Chronic, severe asthma and a high incidence (60–80%) of chronic rhinosinusitis with nasal polyps are two essential hallmarks of aspirin-aggravated respiratory disorders (AERDs), both of which are exacerbated by aspirin and other NSAIDs. Although the pathogenic processes of AERD are not fully known, numerous studies have revealed strong eosinophilic infiltrations of the upper and lower airway mucosa, as well as disruption of arachidonate metabolisms. For research, recent advances in the pathogenic processes of chronic rhinosinusitis with nasal polyps in aspirin-exacerbated respiratory disorders can be found. 

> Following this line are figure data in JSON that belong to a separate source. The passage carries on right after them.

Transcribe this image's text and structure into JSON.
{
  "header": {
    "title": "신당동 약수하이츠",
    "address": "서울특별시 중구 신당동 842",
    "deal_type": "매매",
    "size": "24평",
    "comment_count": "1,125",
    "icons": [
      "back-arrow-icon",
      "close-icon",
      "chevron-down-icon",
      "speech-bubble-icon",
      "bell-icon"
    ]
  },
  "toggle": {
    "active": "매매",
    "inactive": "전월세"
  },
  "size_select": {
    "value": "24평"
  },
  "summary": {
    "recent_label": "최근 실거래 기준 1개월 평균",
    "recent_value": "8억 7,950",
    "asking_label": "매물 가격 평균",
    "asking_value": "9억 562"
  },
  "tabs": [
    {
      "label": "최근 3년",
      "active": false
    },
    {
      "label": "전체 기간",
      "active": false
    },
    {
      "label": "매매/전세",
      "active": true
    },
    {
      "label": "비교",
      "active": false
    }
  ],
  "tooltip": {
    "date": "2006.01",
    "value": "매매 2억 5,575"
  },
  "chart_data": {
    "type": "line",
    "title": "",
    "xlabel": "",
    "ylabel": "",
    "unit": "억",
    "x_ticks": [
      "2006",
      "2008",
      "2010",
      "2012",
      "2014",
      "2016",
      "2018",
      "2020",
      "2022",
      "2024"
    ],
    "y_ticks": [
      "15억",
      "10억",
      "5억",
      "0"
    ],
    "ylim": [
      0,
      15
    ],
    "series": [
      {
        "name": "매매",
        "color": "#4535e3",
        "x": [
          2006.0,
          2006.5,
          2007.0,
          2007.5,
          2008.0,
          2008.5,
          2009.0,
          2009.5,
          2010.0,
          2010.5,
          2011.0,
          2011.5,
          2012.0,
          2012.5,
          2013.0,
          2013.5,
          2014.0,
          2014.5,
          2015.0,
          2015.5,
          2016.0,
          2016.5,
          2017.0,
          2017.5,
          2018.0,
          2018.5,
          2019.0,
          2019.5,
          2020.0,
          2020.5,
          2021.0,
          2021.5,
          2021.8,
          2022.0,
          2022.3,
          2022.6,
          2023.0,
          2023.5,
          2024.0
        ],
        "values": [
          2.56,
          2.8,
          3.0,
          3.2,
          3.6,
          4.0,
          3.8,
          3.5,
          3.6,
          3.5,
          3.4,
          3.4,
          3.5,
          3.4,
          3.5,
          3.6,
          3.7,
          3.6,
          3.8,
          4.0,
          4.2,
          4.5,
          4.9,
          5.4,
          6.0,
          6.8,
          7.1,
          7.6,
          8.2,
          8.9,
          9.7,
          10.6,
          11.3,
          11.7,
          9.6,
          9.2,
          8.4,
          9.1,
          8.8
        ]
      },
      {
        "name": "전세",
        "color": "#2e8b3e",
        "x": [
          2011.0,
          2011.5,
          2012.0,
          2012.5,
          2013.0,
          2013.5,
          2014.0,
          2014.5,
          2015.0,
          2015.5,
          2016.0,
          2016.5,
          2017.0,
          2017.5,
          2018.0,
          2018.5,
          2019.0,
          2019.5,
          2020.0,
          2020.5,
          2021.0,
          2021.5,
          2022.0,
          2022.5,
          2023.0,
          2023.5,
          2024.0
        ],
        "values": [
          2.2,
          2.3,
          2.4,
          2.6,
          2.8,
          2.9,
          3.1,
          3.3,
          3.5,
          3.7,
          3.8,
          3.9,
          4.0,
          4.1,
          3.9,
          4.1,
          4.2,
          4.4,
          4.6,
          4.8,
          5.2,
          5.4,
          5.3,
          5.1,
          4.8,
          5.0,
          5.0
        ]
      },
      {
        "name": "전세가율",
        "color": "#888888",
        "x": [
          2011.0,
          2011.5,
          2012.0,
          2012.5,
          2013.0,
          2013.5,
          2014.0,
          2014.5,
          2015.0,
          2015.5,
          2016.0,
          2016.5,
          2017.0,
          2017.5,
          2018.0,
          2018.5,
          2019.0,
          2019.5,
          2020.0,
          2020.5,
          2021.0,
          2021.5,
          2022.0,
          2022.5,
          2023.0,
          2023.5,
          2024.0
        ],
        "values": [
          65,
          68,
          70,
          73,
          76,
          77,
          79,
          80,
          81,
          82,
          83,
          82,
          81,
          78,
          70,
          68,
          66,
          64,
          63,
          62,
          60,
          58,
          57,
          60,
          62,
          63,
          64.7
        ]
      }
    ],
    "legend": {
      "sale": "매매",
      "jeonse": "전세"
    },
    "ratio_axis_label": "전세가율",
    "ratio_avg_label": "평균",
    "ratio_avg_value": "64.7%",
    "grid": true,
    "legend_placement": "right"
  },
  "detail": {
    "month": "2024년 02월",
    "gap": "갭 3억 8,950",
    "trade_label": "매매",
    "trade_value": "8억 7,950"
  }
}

Intense eosinophilic infiltration was linked to increased levels of cytokines and chemokines such IL-5 and eotaxin. Eosinophilic inflammation in nasal polyp tissue is aided by the reaction of local immunoglobulin E to staphylococcal enterotoxins. Other features include an increase in cysteinyl leukotriene synthesis and increased expression of cysteinyl leukotriene receptor-1, a decrease in prostaglandin E2 production, and a decrease in cyclooxygenase-2 and E-prostanoid receptor subtype-2 expression. Periostin is the most up-regulated gene in the nasal polyp tissue of AERD patients, according to recent gene expression profiling research.


Chronic rhinosinusitis with nasal polyps is a common concomitant illness in AERD patients, and it was linked to severe asthmatic symptoms. Invasive eosinophilic inflammation, mediated by increased production of eosinophil-related cytokines and chemokines, specific immunoglobulin E responses to staphylococcal enterotoxins, and altered arachidonic acid metabolism, are all significant pathologic findings in nasal polyp tissues. This might have an impact on present asthma therapies and techniques, resulting in a more severe and difficult-to-control AERD phenotype.